Baştan ve peşinen söylemeliyim! Bu yazı eş kontenjanından yazılmadı. Eğitim verdiğim sağlık kurumundaki doktorların eğitimlerime hiç aksatmadan ve ilgiyle katılmalarına, övgü dolu sözlerine teşekkür adına da kaleme alınmadı.
Okuldan, yurttan, sınıftan, liseden, mahalleden ve memleketimden olan doktor arkadaşlarımı selamlamak ve hal hatır sormak içinde yazılmadı.
Yerden göğe hak etseler de sağlık sorunlarımı çözen hekim dostlarımızın başarılarına ve ilgilerine yazı yoluyla bir kez daha teşekkür etmek amacı da güdülmedi.
Sadece ve sadece Cerrahpaşa Tıp Fakültesi’nin İstanbul Üniversitesi’nden ayrılmasına karşı çıkan öğrenci ve öğretim üyelerinin beyaz önlükleriyle Anıtkabir’e çıkmalarının yarattığı duygu seliyle yazıldı…
Yüksek tepelerin, üniversitenin bütünlüğüne, bilimsel düzeyine, marka değerine, uzun geçmişine, başarı çizgisine aldırmadan “ ben yaptım oldu” mantığıyla hayata geçirdiği kararı, farkındalık eylemleriyle gündemde tutan hekimler ve hekim adaylarının bu kez Anıtkabir’de Ata’nın huzuruna çıkarak yılmayacaklarını, yıkılmayacaklarını anlatmaya çalışmaları üzerine kaleme alındı…
Arkadaşları adına konuşan bir hekim adayı; “Bu kararı alanların neden aldınız sorumuza verebilecekleri bir yanıt yok. Makul ve anlaşılabilir bir cevapları yok. Bu durum bizi nasıl etkileyecek o da belli değil. Biz öğrenciler olarak bu belirsizliği yaşıyoruz. Hepimiz biriz ve kenetlenmişiz” derken arkadaşlarının duygularını da dile getirdi…
Cerrahpaşa Tıp Fakültesi Öğretim Üyesi Prof. Dr. Muhlis Cem Ar; “Mustafa Kemal Atatürk’ün 1930 yılında Cerrahpaşa yerleşkesine, defteri imzalayarak yaptığı ziyarete bir iade-i ziyaret yaptık bugün. Bundan sonra hukuki süreçte neler olacak onu bekleyip göreceğiz. Ama tabii kalbimiz üniversitemizin bölünmemesi!” şeklinde özetledi ziyaret nedenlerini…
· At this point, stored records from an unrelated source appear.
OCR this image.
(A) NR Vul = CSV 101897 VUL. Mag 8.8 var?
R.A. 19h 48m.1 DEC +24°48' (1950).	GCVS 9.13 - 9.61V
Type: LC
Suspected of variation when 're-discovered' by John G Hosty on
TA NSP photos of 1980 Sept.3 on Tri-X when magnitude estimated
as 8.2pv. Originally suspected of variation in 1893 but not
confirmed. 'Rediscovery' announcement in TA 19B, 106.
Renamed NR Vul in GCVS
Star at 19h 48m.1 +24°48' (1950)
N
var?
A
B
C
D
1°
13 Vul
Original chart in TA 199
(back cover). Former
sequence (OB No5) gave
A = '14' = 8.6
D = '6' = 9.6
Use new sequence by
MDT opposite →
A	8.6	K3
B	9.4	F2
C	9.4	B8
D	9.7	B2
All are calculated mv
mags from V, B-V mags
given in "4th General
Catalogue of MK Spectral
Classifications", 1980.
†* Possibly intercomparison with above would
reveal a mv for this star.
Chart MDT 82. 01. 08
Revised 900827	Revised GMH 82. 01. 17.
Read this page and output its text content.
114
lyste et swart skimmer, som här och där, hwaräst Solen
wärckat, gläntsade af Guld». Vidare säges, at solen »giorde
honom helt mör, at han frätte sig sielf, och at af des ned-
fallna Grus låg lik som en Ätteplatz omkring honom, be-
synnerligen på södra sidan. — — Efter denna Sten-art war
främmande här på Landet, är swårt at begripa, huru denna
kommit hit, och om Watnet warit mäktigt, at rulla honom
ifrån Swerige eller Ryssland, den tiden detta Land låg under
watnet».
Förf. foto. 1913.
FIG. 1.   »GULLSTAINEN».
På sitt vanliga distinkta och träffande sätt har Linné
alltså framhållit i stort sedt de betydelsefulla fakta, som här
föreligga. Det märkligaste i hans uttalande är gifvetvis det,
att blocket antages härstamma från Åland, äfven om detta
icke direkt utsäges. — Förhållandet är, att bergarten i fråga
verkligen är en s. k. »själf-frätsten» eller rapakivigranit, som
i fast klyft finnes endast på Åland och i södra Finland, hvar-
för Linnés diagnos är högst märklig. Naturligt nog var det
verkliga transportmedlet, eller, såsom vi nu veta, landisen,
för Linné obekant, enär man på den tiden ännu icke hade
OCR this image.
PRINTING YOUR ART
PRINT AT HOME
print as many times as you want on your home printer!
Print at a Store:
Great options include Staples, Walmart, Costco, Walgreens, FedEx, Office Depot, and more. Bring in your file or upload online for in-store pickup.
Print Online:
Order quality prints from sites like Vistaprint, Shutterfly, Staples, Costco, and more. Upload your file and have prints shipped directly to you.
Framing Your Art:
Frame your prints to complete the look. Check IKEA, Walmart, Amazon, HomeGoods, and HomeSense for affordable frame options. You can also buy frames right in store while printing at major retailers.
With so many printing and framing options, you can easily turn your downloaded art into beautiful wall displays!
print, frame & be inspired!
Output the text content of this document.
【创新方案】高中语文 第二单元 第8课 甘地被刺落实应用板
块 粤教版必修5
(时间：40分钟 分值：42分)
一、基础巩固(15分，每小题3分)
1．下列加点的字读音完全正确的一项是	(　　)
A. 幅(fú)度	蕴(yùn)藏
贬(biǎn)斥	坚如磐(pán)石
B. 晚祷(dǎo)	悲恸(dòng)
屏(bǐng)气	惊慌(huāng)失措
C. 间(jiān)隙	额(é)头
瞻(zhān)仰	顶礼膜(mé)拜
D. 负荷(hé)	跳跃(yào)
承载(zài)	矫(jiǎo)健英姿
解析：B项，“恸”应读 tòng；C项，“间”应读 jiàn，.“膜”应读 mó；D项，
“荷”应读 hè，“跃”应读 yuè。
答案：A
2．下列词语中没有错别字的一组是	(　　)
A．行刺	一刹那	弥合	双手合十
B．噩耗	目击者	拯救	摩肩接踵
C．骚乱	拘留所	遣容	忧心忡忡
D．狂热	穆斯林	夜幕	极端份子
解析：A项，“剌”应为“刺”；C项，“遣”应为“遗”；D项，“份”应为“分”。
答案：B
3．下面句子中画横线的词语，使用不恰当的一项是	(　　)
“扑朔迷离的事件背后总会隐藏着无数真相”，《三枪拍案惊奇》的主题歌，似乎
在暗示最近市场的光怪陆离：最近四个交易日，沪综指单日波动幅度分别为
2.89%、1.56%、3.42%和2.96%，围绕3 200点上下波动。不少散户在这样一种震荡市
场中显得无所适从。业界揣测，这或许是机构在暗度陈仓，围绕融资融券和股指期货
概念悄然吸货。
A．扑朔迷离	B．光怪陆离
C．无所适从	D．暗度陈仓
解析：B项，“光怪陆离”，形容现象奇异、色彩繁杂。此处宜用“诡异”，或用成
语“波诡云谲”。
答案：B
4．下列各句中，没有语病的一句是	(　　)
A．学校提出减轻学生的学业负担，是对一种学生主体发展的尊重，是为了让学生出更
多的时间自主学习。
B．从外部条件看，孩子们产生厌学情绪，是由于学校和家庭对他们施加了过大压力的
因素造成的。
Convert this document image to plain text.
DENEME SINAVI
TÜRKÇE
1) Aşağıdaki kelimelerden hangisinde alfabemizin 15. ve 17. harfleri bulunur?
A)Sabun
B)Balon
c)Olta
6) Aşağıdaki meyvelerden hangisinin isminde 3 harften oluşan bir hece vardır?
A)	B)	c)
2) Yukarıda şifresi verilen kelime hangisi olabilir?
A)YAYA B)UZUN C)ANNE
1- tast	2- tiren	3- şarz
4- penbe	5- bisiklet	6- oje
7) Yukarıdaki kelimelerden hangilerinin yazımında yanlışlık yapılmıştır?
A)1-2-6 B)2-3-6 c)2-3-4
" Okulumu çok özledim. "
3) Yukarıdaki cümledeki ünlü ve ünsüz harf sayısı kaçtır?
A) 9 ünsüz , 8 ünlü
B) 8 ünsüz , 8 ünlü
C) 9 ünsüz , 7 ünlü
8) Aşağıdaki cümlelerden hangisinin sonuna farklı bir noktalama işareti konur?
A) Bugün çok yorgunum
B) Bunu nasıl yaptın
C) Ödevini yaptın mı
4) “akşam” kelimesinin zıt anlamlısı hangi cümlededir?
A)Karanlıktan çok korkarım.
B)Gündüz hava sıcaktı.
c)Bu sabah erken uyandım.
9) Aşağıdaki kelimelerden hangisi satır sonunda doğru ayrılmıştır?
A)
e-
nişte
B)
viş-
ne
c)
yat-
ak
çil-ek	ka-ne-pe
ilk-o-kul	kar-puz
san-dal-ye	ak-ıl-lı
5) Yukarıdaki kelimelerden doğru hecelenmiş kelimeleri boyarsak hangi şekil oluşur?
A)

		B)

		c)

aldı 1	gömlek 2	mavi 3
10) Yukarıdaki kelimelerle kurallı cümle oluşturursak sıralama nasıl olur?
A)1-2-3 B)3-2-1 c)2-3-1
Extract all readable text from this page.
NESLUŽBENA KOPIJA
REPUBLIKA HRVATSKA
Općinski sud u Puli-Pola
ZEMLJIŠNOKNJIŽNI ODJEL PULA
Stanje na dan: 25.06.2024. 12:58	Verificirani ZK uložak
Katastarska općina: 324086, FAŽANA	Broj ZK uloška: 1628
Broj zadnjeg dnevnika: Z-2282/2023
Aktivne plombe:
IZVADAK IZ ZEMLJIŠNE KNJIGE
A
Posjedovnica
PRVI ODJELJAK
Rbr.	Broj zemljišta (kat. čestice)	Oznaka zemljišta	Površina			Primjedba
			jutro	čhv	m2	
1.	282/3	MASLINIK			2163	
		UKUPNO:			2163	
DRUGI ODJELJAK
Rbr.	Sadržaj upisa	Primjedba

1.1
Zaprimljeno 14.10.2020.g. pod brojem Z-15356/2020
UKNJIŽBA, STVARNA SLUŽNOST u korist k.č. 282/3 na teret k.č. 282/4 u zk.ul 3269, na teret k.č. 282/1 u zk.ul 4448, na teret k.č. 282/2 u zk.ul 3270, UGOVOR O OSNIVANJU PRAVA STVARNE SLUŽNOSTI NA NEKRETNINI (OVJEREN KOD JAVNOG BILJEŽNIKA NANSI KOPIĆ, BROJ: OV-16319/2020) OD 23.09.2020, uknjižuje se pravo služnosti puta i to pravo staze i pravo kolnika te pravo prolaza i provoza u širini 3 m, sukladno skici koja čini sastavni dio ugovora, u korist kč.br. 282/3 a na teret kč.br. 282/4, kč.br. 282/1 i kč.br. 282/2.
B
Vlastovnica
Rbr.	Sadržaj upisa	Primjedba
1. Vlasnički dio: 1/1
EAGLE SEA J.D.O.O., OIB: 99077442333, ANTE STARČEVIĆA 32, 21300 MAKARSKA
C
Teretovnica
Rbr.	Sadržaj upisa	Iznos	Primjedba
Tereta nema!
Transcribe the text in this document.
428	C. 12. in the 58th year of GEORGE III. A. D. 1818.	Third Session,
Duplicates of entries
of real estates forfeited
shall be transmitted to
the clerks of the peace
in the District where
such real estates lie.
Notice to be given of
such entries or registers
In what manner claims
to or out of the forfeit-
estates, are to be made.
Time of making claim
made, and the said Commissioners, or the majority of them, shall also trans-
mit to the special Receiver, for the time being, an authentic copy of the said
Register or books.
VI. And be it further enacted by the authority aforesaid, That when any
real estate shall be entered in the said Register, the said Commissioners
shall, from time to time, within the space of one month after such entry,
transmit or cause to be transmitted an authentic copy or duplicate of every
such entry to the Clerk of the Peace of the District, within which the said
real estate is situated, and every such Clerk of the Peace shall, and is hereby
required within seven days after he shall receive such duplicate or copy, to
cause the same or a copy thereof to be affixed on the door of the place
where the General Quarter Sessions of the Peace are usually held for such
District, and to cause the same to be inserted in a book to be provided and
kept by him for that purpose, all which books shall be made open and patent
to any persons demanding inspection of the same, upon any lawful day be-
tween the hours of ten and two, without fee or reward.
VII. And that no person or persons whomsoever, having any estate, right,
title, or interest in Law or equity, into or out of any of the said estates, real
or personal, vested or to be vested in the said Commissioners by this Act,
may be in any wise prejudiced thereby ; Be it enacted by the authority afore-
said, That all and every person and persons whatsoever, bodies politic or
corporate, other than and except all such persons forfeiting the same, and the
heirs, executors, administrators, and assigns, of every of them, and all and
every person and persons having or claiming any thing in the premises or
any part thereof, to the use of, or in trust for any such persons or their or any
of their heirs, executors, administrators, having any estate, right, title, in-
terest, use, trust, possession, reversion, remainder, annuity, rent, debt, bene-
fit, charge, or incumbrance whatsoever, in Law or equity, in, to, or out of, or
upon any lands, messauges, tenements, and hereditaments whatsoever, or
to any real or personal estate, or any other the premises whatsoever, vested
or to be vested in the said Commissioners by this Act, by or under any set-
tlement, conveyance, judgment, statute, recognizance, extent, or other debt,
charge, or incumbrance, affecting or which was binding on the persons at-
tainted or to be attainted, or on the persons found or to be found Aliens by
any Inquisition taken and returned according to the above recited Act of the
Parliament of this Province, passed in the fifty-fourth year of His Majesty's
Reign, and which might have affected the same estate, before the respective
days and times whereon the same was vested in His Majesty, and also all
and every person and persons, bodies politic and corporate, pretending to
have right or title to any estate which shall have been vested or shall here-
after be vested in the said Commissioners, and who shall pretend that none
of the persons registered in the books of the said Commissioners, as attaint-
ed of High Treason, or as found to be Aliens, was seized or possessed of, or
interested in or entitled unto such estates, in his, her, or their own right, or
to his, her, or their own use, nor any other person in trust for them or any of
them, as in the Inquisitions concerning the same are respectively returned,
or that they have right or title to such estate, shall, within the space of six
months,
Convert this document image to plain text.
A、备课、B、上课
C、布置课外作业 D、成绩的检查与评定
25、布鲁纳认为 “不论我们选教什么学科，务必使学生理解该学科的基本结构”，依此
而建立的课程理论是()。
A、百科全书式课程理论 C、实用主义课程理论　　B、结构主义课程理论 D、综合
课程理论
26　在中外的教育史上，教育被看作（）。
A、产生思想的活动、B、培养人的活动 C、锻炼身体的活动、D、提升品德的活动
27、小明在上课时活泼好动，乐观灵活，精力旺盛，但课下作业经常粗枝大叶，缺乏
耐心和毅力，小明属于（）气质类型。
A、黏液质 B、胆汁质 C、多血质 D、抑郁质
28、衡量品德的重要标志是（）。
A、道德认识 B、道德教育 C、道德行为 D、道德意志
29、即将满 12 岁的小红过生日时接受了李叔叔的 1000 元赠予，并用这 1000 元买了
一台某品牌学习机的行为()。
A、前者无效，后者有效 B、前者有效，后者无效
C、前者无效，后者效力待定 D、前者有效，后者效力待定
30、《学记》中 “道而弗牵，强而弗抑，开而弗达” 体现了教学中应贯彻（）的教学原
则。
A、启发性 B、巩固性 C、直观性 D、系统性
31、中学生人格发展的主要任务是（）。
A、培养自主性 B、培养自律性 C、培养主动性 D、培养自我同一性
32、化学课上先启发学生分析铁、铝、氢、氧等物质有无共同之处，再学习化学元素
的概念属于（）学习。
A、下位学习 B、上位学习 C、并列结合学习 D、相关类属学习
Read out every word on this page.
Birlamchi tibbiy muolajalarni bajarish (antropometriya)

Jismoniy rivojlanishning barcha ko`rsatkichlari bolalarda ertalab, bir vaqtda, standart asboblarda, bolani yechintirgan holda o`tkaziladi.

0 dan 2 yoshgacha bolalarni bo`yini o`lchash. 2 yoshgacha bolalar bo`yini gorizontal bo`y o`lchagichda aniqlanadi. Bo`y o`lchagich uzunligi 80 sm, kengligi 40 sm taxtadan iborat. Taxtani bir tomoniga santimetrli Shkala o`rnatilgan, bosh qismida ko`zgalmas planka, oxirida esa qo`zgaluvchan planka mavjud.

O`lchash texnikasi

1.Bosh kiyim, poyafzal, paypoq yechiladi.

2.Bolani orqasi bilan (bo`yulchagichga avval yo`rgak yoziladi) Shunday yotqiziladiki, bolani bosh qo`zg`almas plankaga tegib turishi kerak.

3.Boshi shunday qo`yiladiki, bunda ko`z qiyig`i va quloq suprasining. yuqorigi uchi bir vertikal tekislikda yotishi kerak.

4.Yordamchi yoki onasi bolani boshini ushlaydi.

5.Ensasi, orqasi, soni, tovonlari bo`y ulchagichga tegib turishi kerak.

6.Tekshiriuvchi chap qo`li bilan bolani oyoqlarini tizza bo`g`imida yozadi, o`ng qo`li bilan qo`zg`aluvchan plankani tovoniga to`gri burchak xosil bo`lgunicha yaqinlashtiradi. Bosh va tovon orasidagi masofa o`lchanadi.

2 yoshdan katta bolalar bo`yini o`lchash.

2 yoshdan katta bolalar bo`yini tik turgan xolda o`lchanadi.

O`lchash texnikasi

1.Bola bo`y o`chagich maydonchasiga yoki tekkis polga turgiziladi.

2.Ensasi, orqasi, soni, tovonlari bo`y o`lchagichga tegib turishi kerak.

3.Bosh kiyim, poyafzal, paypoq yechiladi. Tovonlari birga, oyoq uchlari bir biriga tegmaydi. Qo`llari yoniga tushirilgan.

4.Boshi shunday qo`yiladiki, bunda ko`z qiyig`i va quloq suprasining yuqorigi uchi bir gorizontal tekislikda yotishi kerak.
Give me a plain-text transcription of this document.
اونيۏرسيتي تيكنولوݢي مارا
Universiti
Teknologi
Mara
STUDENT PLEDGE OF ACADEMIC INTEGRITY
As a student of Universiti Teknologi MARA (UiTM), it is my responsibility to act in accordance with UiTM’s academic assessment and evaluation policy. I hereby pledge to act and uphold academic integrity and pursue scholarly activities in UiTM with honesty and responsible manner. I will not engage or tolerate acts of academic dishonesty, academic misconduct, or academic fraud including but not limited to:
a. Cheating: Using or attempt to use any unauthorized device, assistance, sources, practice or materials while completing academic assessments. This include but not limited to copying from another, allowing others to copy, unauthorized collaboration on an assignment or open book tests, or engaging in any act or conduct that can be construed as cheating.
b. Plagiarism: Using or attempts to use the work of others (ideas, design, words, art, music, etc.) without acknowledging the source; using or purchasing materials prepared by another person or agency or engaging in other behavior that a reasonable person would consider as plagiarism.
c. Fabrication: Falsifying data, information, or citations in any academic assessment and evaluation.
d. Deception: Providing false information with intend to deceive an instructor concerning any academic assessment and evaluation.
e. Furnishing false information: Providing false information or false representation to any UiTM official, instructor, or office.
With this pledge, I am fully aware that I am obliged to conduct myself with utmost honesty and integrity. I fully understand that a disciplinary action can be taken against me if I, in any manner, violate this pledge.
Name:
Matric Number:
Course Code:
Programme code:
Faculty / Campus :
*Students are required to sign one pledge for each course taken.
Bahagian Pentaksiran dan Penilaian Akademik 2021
Aynı üniversitenin öğretim üyelerinden Prof. Dr. Feray Karaali Savrun ise Anıtkabir Özel Defterine yazdığı yazıya Atatürk’ün şu sözleriyle başladı; “İlim timsali olan bu yüksek müessesemizin büyük hizmetleri ile iftihar edeceğimize şüphe yoktur” sözünüze layık gördüğünüz bu vazifeyi mevcudiyetinin yegâne temeli olarak görenleri tarih asla unutmayacak. Ve daima hatırlayacaktır. Durum ve koşullar ne olursa olsun aydınlık geleceğimize beslediğimiz büyük umutlarla çalışmaya devam edeceğimize, fikri hür, vicdanı hür nesiller yetiştireceğimize huzurunuzda söz veriyoruz. Sizi her daim sevgi, saygı ve büyük bir hasretle yâd eden Cerrahpaşa Tıp Fakültesi’nin geçmiş, gelecek ve mevcut tüm fertleri adına…”
Kopmamaya, yılmamaya, yıkılmamaya kararlı olan Cerrahpaşalılar!
Neden sorusuna yanıt aramaya devam eden öğrenciler ve öğretim üyeleri!
Okullarına, öğrencilerine, hastalarına, emeklerine, geleceklerine sahip çıkan değerli hekimler ve hekim adayları!
İş bu yazı sizin için, size teşekkür etmek için, emeğinizi, çabanızı, dik duruşunuzu alkışlamak için, 87 yıl sonra gerçekleştirdiğiniz iade ziyaretin zihinsel ve duygusal dünyamda yarattığı umudu dile getirmek için kaleme alındı.